Olaparib–temozolomide combination has ‘substantial’ activity in relapsed SCLC
medwireNews: A phase I/II trial has shown promising efficacy and tolerability for the combination of the PARP inhibitor olaparib with temozolomide in patients with previously treated small-cell lung cancer (SCLC).
The results show “substantial clinical activity” for the combination, say Anna Farago (Massachusetts General Hospital Cancer Center, Boston, USA) and co-researchers, who describe olaparib plus temozolomide as “a promising new therapeutic strategy for this highly recalcitrant malignancy.”
The results, published in Cancer Discovery, show that the 48 evaluable patients treated with this regimen had an overall response rate (ORR) of 41.7% and median duration of response of 4.3 months. And with a median follow-up of 7.1 months, the median progression-free survival (PFS) and overall survival (OS) durations were 4.2 and 8.5 months, respectively.
While noting that “cross-study comparisons are difficult to interpret,” the ORR and median PFS described here “are numerically superior to several recent second- and third-line SCLC studies,” the researchers say.
Trial participants received the combination on days 1–7 of every 21-day cycle at a dose of 100 or 200 mg twice daily for olaparib and 50, 75, or 100 mg/m2 once a day for temozolomide, with olaparib 200 mg plus temozolomide 75 mg/m2 chosen as the recommended phase II dose.
The efficacy findings for the 39 evaluable patients treated at the recommended phase II dose were similar to those of the overall cohort, with an ORR of 41.0%, and respective median PFS and OS times of 4.2 and 6.7 months.
The most common treatment-related adverse events were thrombocytopenia, anemia and neutropenia (occurring in 68%, 68%, and 54% of patients, respectively), with most events being of grade 1 or 2. Two grade 5 events that were felt to be possibly related to the study drugs also occurred: one case of pneumonia and one of neutropenic sepsis.
Dose reductions were required by 44% of patients treated at the recommended phase II dose, and by 64% of those who received at least three cycles of the combination therapy at the recommended dose.

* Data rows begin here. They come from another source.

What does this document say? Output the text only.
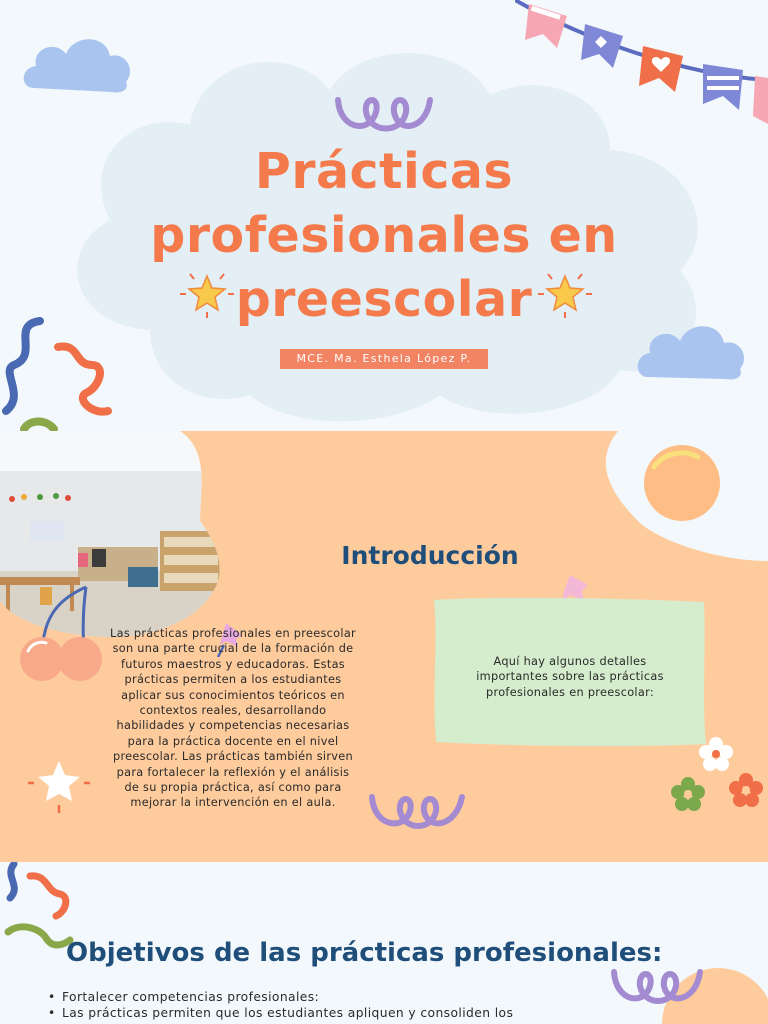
Prácticas
profesionales en
preescolar
MCE. Ma. Esthela López P.
Introducción
Las prácticas profesionales en preescolar son una parte crucial de la formación de futuros maestros y educadoras. Estas prácticas permiten a los estudiantes aplicar sus conocimientos teóricos en contextos reales, desarrollando habilidades y competencias necesarias para la práctica docente en el nivel preescolar. Las prácticas también sirven para fortalecer la reflexión y el análisis de su propia práctica, así como para mejorar la intervención en el aula.
Aquí hay algunos detalles importantes sobre las prácticas profesionales en preescolar:
Objetivos de las prácticas profesionales:
• Fortalecer competencias profesionales:
• Las prácticas permiten que los estudiantes apliquen y consoliden los
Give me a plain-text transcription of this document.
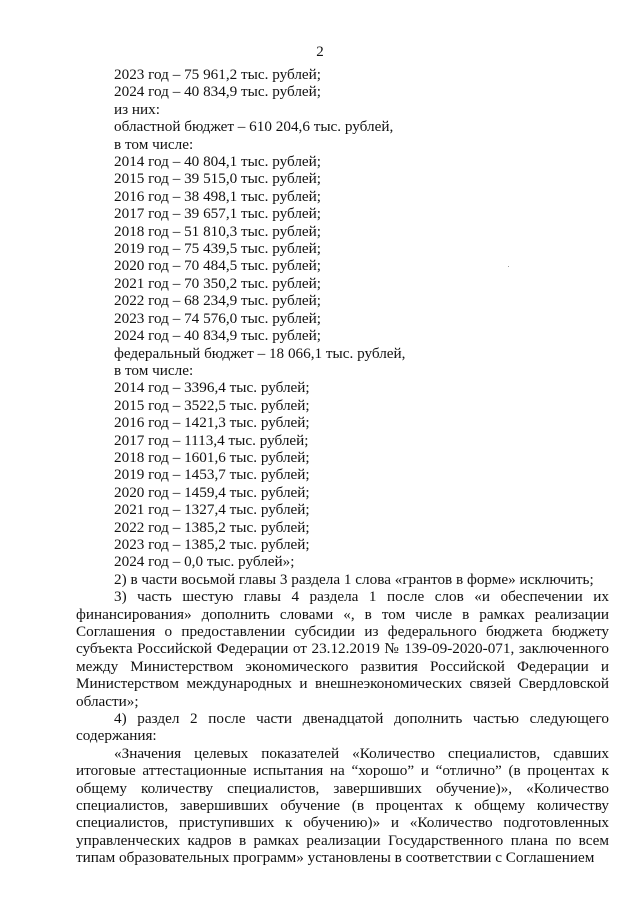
2

2023 год – 75 961,2 тыс. рублей;

2024 год – 40 834,9 тыс. рублей;

из них:

областной бюджет – 610 204,6 тыс. рублей,

в том числе:

2014 год – 40 804,1 тыс. рублей;

2015 год – 39 515,0 тыс. рублей;

2016 год – 38 498,1 тыс. рублей;

2017 год – 39 657,1 тыс. рублей;

2018 год – 51 810,3 тыс. рублей;

2019 год – 75 439,5 тыс. рублей;

2020 год – 70 484,5 тыс. рублей;

2021 год – 70 350,2 тыс. рублей;

2022 год – 68 234,9 тыс. рублей;

2023 год – 74 576,0 тыс. рублей;

2024 год – 40 834,9 тыс. рублей;

федеральный бюджет – 18 066,1 тыс. рублей,

в том числе:

2014 год – 3396,4 тыс. рублей;

2015 год – 3522,5 тыс. рублей;

2016 год – 1421,3 тыс. рублей;

2017 год – 1113,4 тыс. рублей;

2018 год – 1601,6 тыс. рублей;

2019 год – 1453,7 тыс. рублей;

2020 год – 1459,4 тыс. рублей;

2021 год – 1327,4 тыс. рублей;

2022 год – 1385,2 тыс. рублей;

2023 год – 1385,2 тыс. рублей;

2024 год – 0,0 тыс. рублей»;

2) в части восьмой главы 3 раздела 1 слова «грантов в форме» исключить;

3) часть шестую главы 4 раздела 1 после слов «и обеспечении их финансирования» дополнить словами «, в том числе в рамках реализации Соглашения о предоставлении субсидии из федерального бюджета бюджету субъекта Российской Федерации от 23.12.2019 № 139-09-2020-071, заключенного между Министерством экономического развития Российской Федерации и Министерством международных и внешнеэкономических связей Свердловской области»;

4) раздел 2 после части двенадцатой дополнить частью следующего содержания:

«Значения целевых показателей «Количество специалистов, сдавших итоговые аттестационные испытания на “хорошо” и “отлично” (в процентах к общему количеству специалистов, завершивших обучение)», «Количество специалистов, завершивших обучение (в процентах к общему количеству специалистов, приступивших к обучению)» и «Количество подготовленных управленческих кадров в рамках реализации Государственного плана по всем типам образовательных программ» установлены в соответствии с Соглашением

Farago and colleagues explain that patients with SCLC who are initially sensitive to standard first-line chemotherapy generally experience relapse and develop broad cross-resistance to second-line agents. They therefore used patient-derived xenograft models to pinpoint biomarkers that might indicate tumor sensitivity to olaparib plus temozolomide, finding that aggregate expression of the inflammatory response genes CEACAM1, TNFSF10, TGIF1, and OAS1 was able to “strongly distinguish” models that were sensitive or resistant to both the current combination and to standard first-line chemotherapy with etoposide and a platinum agent.
“The performance of these interferon response genes as classifiers […] further supports the inflammatory response signature as a marker of sensitivity to [olaparib plus temozolomide], and likely other DNA damaging regimens, in SCLC,” say Farago et al.
Together with previous results, the team concludes that “these data support the further development of strategies that combine induction of DNA damage with PARP inhibition.”